Understanding the Jewish vote is important not because Jews are a large minority but because they are a rich, influential, energetic, and generous one. Even more important than how they vote is how Jewish donors are trending politically because they comprise a huge fraction of the biggest donors to both the Democrats and Republicans. Later on this week, I will look at the ethnicity of the top 50 donors in 2020 vs. 2024.
It’s unclear from the small sample of self-identifying Jews in the exit polls whether or not Jews moved right or left in 2024. From The Tablet:
The answer depends in part on what you mean by ‘Jewish’
by Armin Rosen
November 14, 2024… Per the National Election Pool’s exit poll, which was publicized by major news organizations, Kamala Harris captured 79% of the Jewish vote, a historically high margin. Fox News pollsters, on the other hand, tagged Jewish support for Harris at 66%, a number low enough for the Republican Jewish Committee to brag about it. Earlier this week, a survey sponsored by the Teach Coalition, the Orthodox Union-affiliated group that advocates on behalf of religious schools, found that 40% of Jews in congressional swing districts in Pennsylvania and the New York suburbs voted Republican, meaning that Jews, like a number of other historically Democratic-voting constituencies, tacked right in unprecedented numbers in the places where their votes mattered the most.
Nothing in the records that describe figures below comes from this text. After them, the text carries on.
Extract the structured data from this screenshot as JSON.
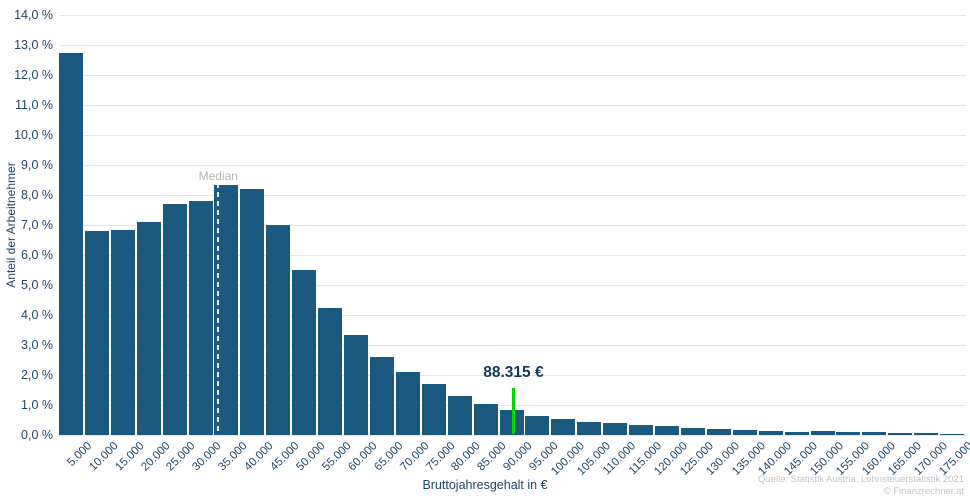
{
  "chart_data": {
    "type": "bar",
    "title": "",
    "xlabel": "Bruttojahresgehalt in €",
    "ylabel": "Anteil der Arbeitnehmer",
    "categories": [
      "5.000",
      "10.000",
      "15.000",
      "20.000",
      "25.000",
      "30.000",
      "35.000",
      "40.000",
      "45.000",
      "50.000",
      "55.000",
      "60.000",
      "65.000",
      "70.000",
      "75.000",
      "80.000",
      "85.000",
      "90.000",
      "95.000",
      "100.000",
      "105.000",
      "110.000",
      "115.000",
      "120.000",
      "125.000",
      "130.000",
      "135.000",
      "140.000",
      "145.000",
      "150.000",
      "155.000",
      "160.000",
      "165.000",
      "170.000",
      "175.000"
    ],
    "values": [
      12.75,
      6.8,
      6.85,
      7.1,
      7.7,
      7.8,
      8.35,
      8.2,
      7.0,
      5.5,
      4.25,
      3.35,
      2.6,
      2.1,
      1.7,
      1.3,
      1.05,
      0.85,
      0.65,
      0.55,
      0.45,
      0.4,
      0.35,
      0.3,
      0.25,
      0.2,
      0.16,
      0.13,
      0.11,
      0.12,
      0.09,
      0.09,
      0.08,
      0.06,
      0.04
    ],
    "ylim": [
      0,
      14
    ],
    "yticks": [
      "14,0 %",
      "13,0 %",
      "12,0 %",
      "11,0 %",
      "10,0 %",
      "9,0 %",
      "8,0 %",
      "7,0 %",
      "6,0 %",
      "5,0 %",
      "4,0 %",
      "3,0 %",
      "2,0 %",
      "1,0 %",
      "0,0 %"
    ],
    "grid": true,
    "legend": null,
    "annotations": {
      "median": {
        "label": "Median",
        "x_frac": 0.1756
      },
      "marker": {
        "label": "88.315 €",
        "x_frac": 0.501
      }
    },
    "colors": {
      "bar": "#1b5a7e",
      "grid": "#e7e7e7",
      "axis_text": "#1f4469",
      "median_text": "#b5b5b5",
      "median_dash": "rgba(255,255,255,0.9)",
      "marker_line": "#00d800",
      "marker_text": "#17375f",
      "footer_text": "#c3c3c3"
    }
  },
  "footer": {
    "source": "Quelle: Statistik Austria, Lohnsteuerstatistik 2021",
    "copyright": "© Finanzrechner.at"
  }
}
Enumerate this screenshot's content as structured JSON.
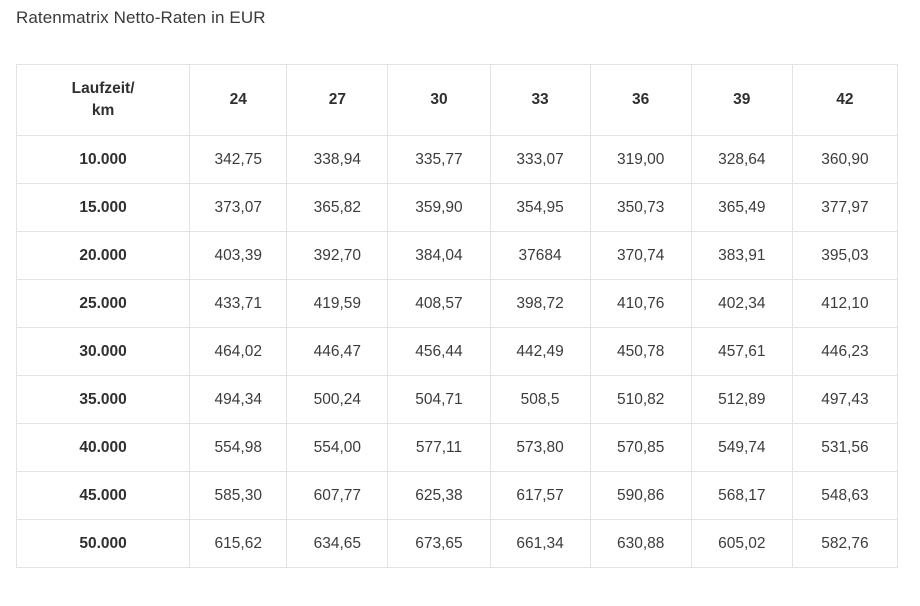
{
  "title": "Ratenmatrix Netto-Raten in EUR",
  "table": {
    "corner_line1": "Laufzeit/",
    "corner_line2": "km",
    "columns": [
      "24",
      "27",
      "30",
      "33",
      "36",
      "39",
      "42"
    ],
    "rows": [
      {
        "km": "10.000",
        "values": [
          "342,75",
          "338,94",
          "335,77",
          "333,07",
          "319,00",
          "328,64",
          "360,90"
        ]
      },
      {
        "km": "15.000",
        "values": [
          "373,07",
          "365,82",
          "359,90",
          "354,95",
          "350,73",
          "365,49",
          "377,97"
        ]
      },
      {
        "km": "20.000",
        "values": [
          "403,39",
          "392,70",
          "384,04",
          "37684",
          "370,74",
          "383,91",
          "395,03"
        ]
      },
      {
        "km": "25.000",
        "values": [
          "433,71",
          "419,59",
          "408,57",
          "398,72",
          "410,76",
          "402,34",
          "412,10"
        ]
      },
      {
        "km": "30.000",
        "values": [
          "464,02",
          "446,47",
          "456,44",
          "442,49",
          "450,78",
          "457,61",
          "446,23"
        ]
      },
      {
        "km": "35.000",
        "values": [
          "494,34",
          "500,24",
          "504,71",
          "508,5",
          "510,82",
          "512,89",
          "497,43"
        ]
      },
      {
        "km": "40.000",
        "values": [
          "554,98",
          "554,00",
          "577,11",
          "573,80",
          "570,85",
          "549,74",
          "531,56"
        ]
      },
      {
        "km": "45.000",
        "values": [
          "585,30",
          "607,77",
          "625,38",
          "617,57",
          "590,86",
          "568,17",
          "548,63"
        ]
      },
      {
        "km": "50.000",
        "values": [
          "615,62",
          "634,65",
          "673,65",
          "661,34",
          "630,88",
          "605,02",
          "582,76"
        ]
      }
    ]
  }
}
Based on Tablet’s own comparison of precinct-level numbers from the 2020 and 2024 election, Donald Trump did improve his performance in a range of Jewish neighborhoods across America. From the yeshivas of Lakewood, New Jersey, to the bagel shops of New York’s Upper West Side; from Persian Los Angeles to Venezuelan Miami; from the Detroit suburbs to the Chabadnik shchuna in Brooklyn’s Crown Heights, Jewish areas voted in higher percentages for the Republican candidate than they did in 2020, which in turn was better for Republicans than 2016. The oft-cited exit poll pushed by CNN, NBC and others asserting that the Jewish vote went 79% to Harris did not include New York, New Jersey and California, which have some of the largest Jewish populations in the country. Claims that the numbers are holding steady for Democrats become more difficult to sustain after a close look at vote totals in the places where Jews actually live.
On the other hand, it’s hard to find non-ultra-Orthodox neighborhoods in the U.S. where Jews demographically dominate.
For example, in Southern California, Jews peak out around a quarter or, at most, a half of the Westside of L.A. and the San Fernando Valley from Venice Beach to Agoura Hills to West Hollywood. Wealthy Jews tend to prefer for aesthetic reasons neighborhoods that are still fairly gentile.
Plus, California, as I might have mentioned once or twice over the years, is slow to count its votes.



Steve, unfinished sentence?
"Even more important than how they vote is how Jewish donors are trending politically because they comprise"
Yes. The classification in the US can be already pretty confusing. The question who is a jew anyway only adds to this. Many jews would deny that they are white, while those who would think themselves as white would probably more inclined for the republicans.
And also as many jews found after the Hamas attack, outwardly they are mostly white, so if that switch was flipped inside them, that might have made them more likely to vote right. And we know that the switch was indeed flipped in at least some people.